Here, around 4 clusters is the elbow point. Next we can make an actual model with 4 clusters, and add it to the dataframe for each customer. The dataframe below shows the mean for each category for each group.

Cluster Recency Frequency Monetary
0 27.508 1.61218 395.742
1 352.211 28.7719 793.778
2 102.5 1.5 80709.9
3 265.28 5.45686 414.016

The groups are:

  • 0: High frequency customers: promote higher monetary sales
  • 1: New customers: entice with limited-time discounts
  • 2: High spending customers: reward with wholesale discounts
  • 3: Average customers: promote with points rewards

The difference between RFM and KMeans is we have much more distinguished groups based on distances as shown in the graph, while the RFM analysis had overlaping customers in different areas. KMeans tended to group customers more on features, so different sales tactics can be targeted towards these features.


Modeling CLV

Let’s move on to finding the customer lifetime value of these customers for one year. I will be using the BetaGeoFitter and GammaGammaFitter from the lifetimes package to calculate the CLV. Customers with only one purchase will be filtered out for the models.

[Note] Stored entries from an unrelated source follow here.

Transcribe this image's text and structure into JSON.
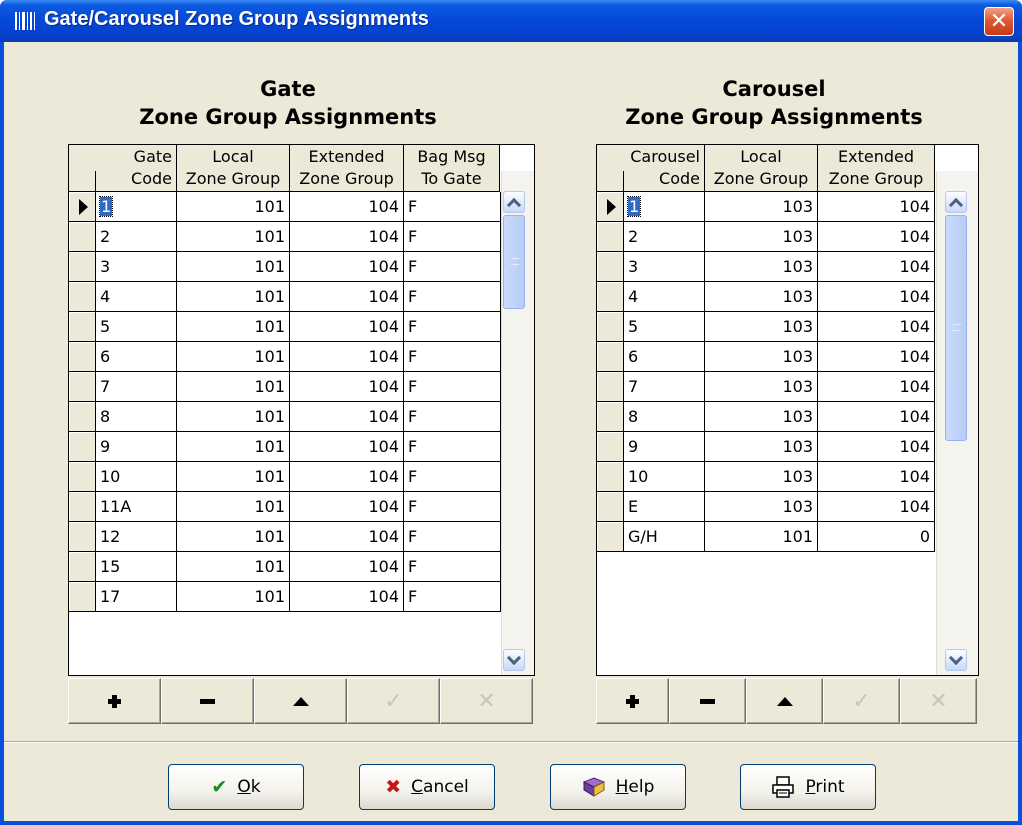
{
  "window": {
    "title": "Gate/Carousel Zone Group Assignments",
    "close_glyph": "✕"
  },
  "gate": {
    "heading_line1": "Gate",
    "heading_line2": "Zone Group Assignments",
    "columns": [
      {
        "line1": "Gate",
        "line2": "Code"
      },
      {
        "line1": "Local",
        "line2": "Zone Group"
      },
      {
        "line1": "Extended",
        "line2": "Zone Group"
      },
      {
        "line1": "Bag Msg",
        "line2": "To Gate"
      }
    ],
    "rows": [
      [
        "1",
        "101",
        "104",
        "F"
      ],
      [
        "2",
        "101",
        "104",
        "F"
      ],
      [
        "3",
        "101",
        "104",
        "F"
      ],
      [
        "4",
        "101",
        "104",
        "F"
      ],
      [
        "5",
        "101",
        "104",
        "F"
      ],
      [
        "6",
        "101",
        "104",
        "F"
      ],
      [
        "7",
        "101",
        "104",
        "F"
      ],
      [
        "8",
        "101",
        "104",
        "F"
      ],
      [
        "9",
        "101",
        "104",
        "F"
      ],
      [
        "10",
        "101",
        "104",
        "F"
      ],
      [
        "11A",
        "101",
        "104",
        "F"
      ],
      [
        "12",
        "101",
        "104",
        "F"
      ],
      [
        "15",
        "101",
        "104",
        "F"
      ],
      [
        "17",
        "101",
        "104",
        "F"
      ]
    ]
  },
  "carousel": {
    "heading_line1": "Carousel",
    "heading_line2": "Zone Group Assignments",
    "columns": [
      {
        "line1": "Carousel",
        "line2": "Code"
      },
      {
        "line1": "Local",
        "line2": "Zone Group"
      },
      {
        "line1": "Extended",
        "line2": "Zone Group"
      }
    ],
    "rows": [
      [
        "1",
        "103",
        "104"
      ],
      [
        "2",
        "103",
        "104"
      ],
      [
        "3",
        "103",
        "104"
      ],
      [
        "4",
        "103",
        "104"
      ],
      [
        "5",
        "103",
        "104"
      ],
      [
        "6",
        "103",
        "104"
      ],
      [
        "7",
        "103",
        "104"
      ],
      [
        "8",
        "103",
        "104"
      ],
      [
        "9",
        "103",
        "104"
      ],
      [
        "10",
        "103",
        "104"
      ],
      [
        "E",
        "103",
        "104"
      ],
      [
        "G/H",
        "101",
        "0"
      ]
    ]
  },
  "nav_buttons": {
    "post_glyph": "✓",
    "cancel_glyph": "✕"
  },
  "buttons": {
    "ok": {
      "label_hot": "O",
      "label_rest": "k",
      "icon": "✔"
    },
    "cancel": {
      "label_hot": "C",
      "label_rest": "ancel",
      "icon": "✖"
    },
    "help": {
      "label_hot": "H",
      "label_rest": "elp",
      "icon": "book-icon"
    },
    "print": {
      "label_hot": "P",
      "label_rest": "rint",
      "icon": "printer-icon"
    }
  }
}
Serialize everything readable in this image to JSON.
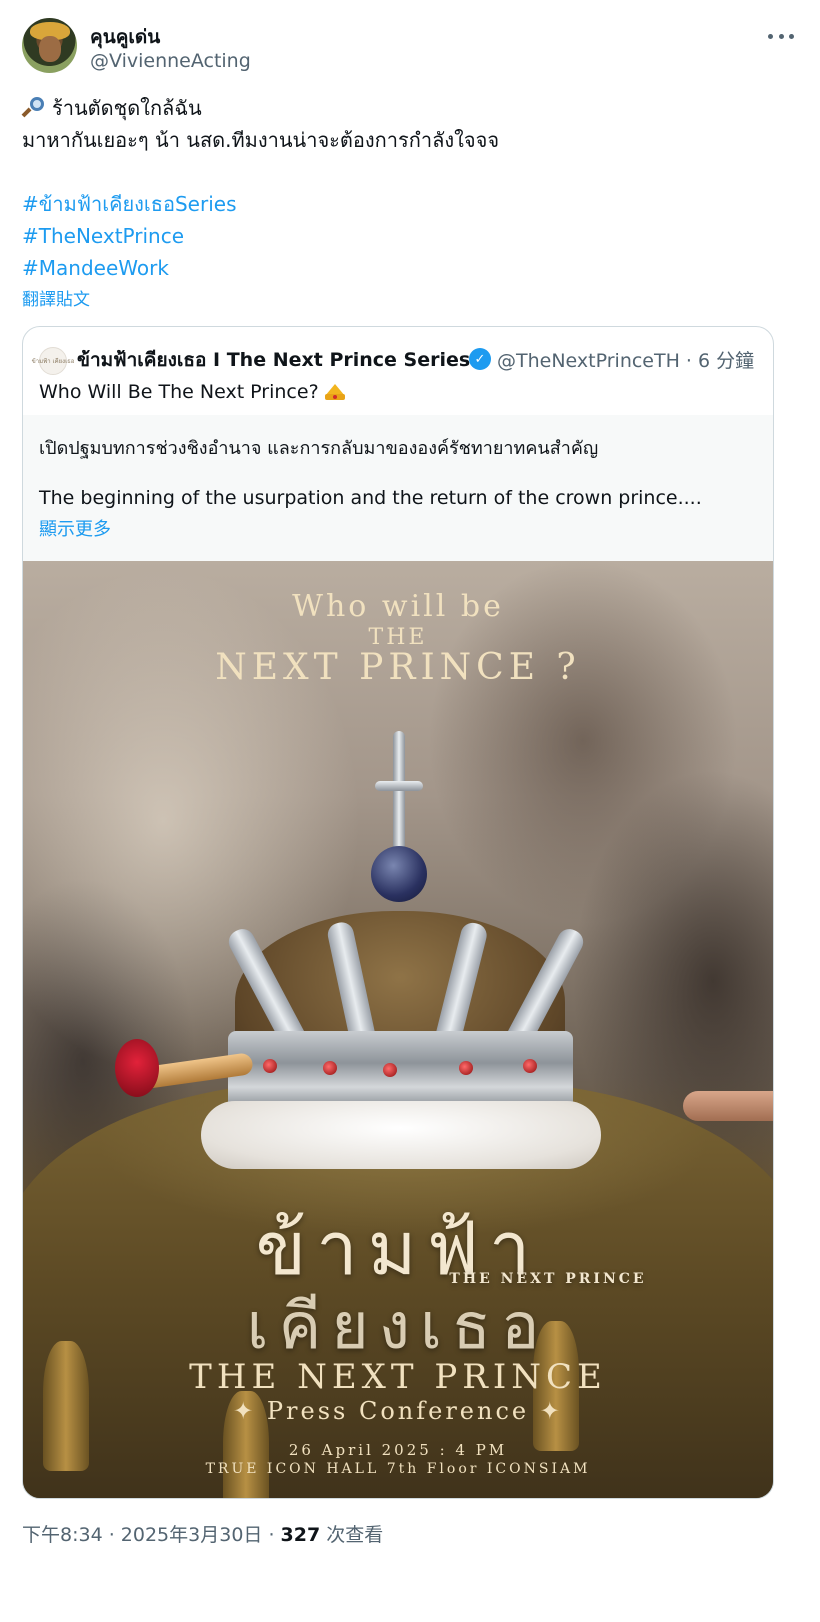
{
  "author": {
    "display_name": "คุนคูเด่น",
    "handle": "@VivienneActing"
  },
  "tweet": {
    "lines": [
      "ร้านตัดชุดใกล้ฉัน",
      "มาหากันเยอะๆ น้า นสด.ทีมงานน่าจะต้องการกำลังใจจจ"
    ],
    "hashtags": [
      "#ข้ามฟ้าเคียงเธอSeries",
      "#TheNextPrince",
      "#MandeeWork"
    ],
    "translate_label": "翻譯貼文"
  },
  "quote": {
    "display_name": "ข้ามฟ้าเคียงเธอ I The Next Prince Series",
    "handle_time": "@TheNextPrinceTH · 6 分鐘",
    "text": "Who Will Be The Next Prince?",
    "detail_thai": "เปิดปฐมบทการช่วงชิงอำนาจ และการกลับมาขององค์รัชทายาทคนสำคัญ",
    "detail_en": "The beginning of the usurpation and the return of the crown prince....",
    "show_more": "顯示更多",
    "avatar_text": "ข้ามฟ้า เคียงเธอ"
  },
  "poster": {
    "title_line1": "Who will be",
    "title_line2": "THE",
    "title_line3": "NEXT PRINCE ?",
    "logo_thai_line1": "ข้ามฟ้า",
    "logo_small": "THE NEXT PRINCE",
    "logo_thai_line2": "เคียงเธอ",
    "event_title": "THE NEXT PRINCE",
    "event_subtitle": "✦ Press Conference ✦",
    "event_date": "26 April 2025 : 4 PM",
    "event_venue": "TRUE ICON HALL 7th Floor ICONSIAM"
  },
  "footer": {
    "time_date": "下午8:34 · 2025年3月30日 · ",
    "views_count": "327",
    "views_label": " 次查看"
  },
  "colors": {
    "link": "#1d9bf0",
    "secondary_text": "#536471",
    "primary_text": "#0f1419",
    "verified": "#1d9bf0"
  }
}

The Beta-Geometric/NBD model is a type of Buy Till You Die model that describes the dropout process of customers and can predict how many transactions a customer will make. I will combine this with the Gamma-Gamma Submodel can predict the profit for each customer. After fitting both models, we can use the customer_lifetime_value function under the Gamma-Gamma model to create a column for the dataframe with the CLV of each customer, and graph this with the RFM graph.

CustomerID frequency recency T monetary_value CLV group
12347 6 365 367 599.702 3007.45 4
12348 3 283 358 261.48 911.965 2
12352 6 260 296 244.29 1705.14 3
12356 2 303 325 269.905 774.421 1
12358 1 149 150 523.2 1300.52 2

Here are the descriptive statistics for CLV:

  CLV
count 2784
mean 2662.11
std 8683.81
min 312.874
25% 817.444
50% 1366.32
75% 2364.95
max 221407

We can see that most customers have a CLV around the mean but there are a few outliers with high scores. CLV values can also be used to create sementations for customers (as seen in the Group column, like with RFM earlier).

The BGF model can also be used to predict the how many purchases customers will make within the next 30 days (and many other predictions). Here are the top 5 for this dataset:

CustomerID Expected Purchases
14911 8.9461
12748 7.72459
17841 7.5888
15311 6.09582
14606 6.02791

Overall, there are several ways to segment customers with different benefits and drawbacks depending on what analysis should be done on customer databases. With more data on customers, we could extend our modeling to predicting what customers will buy and when.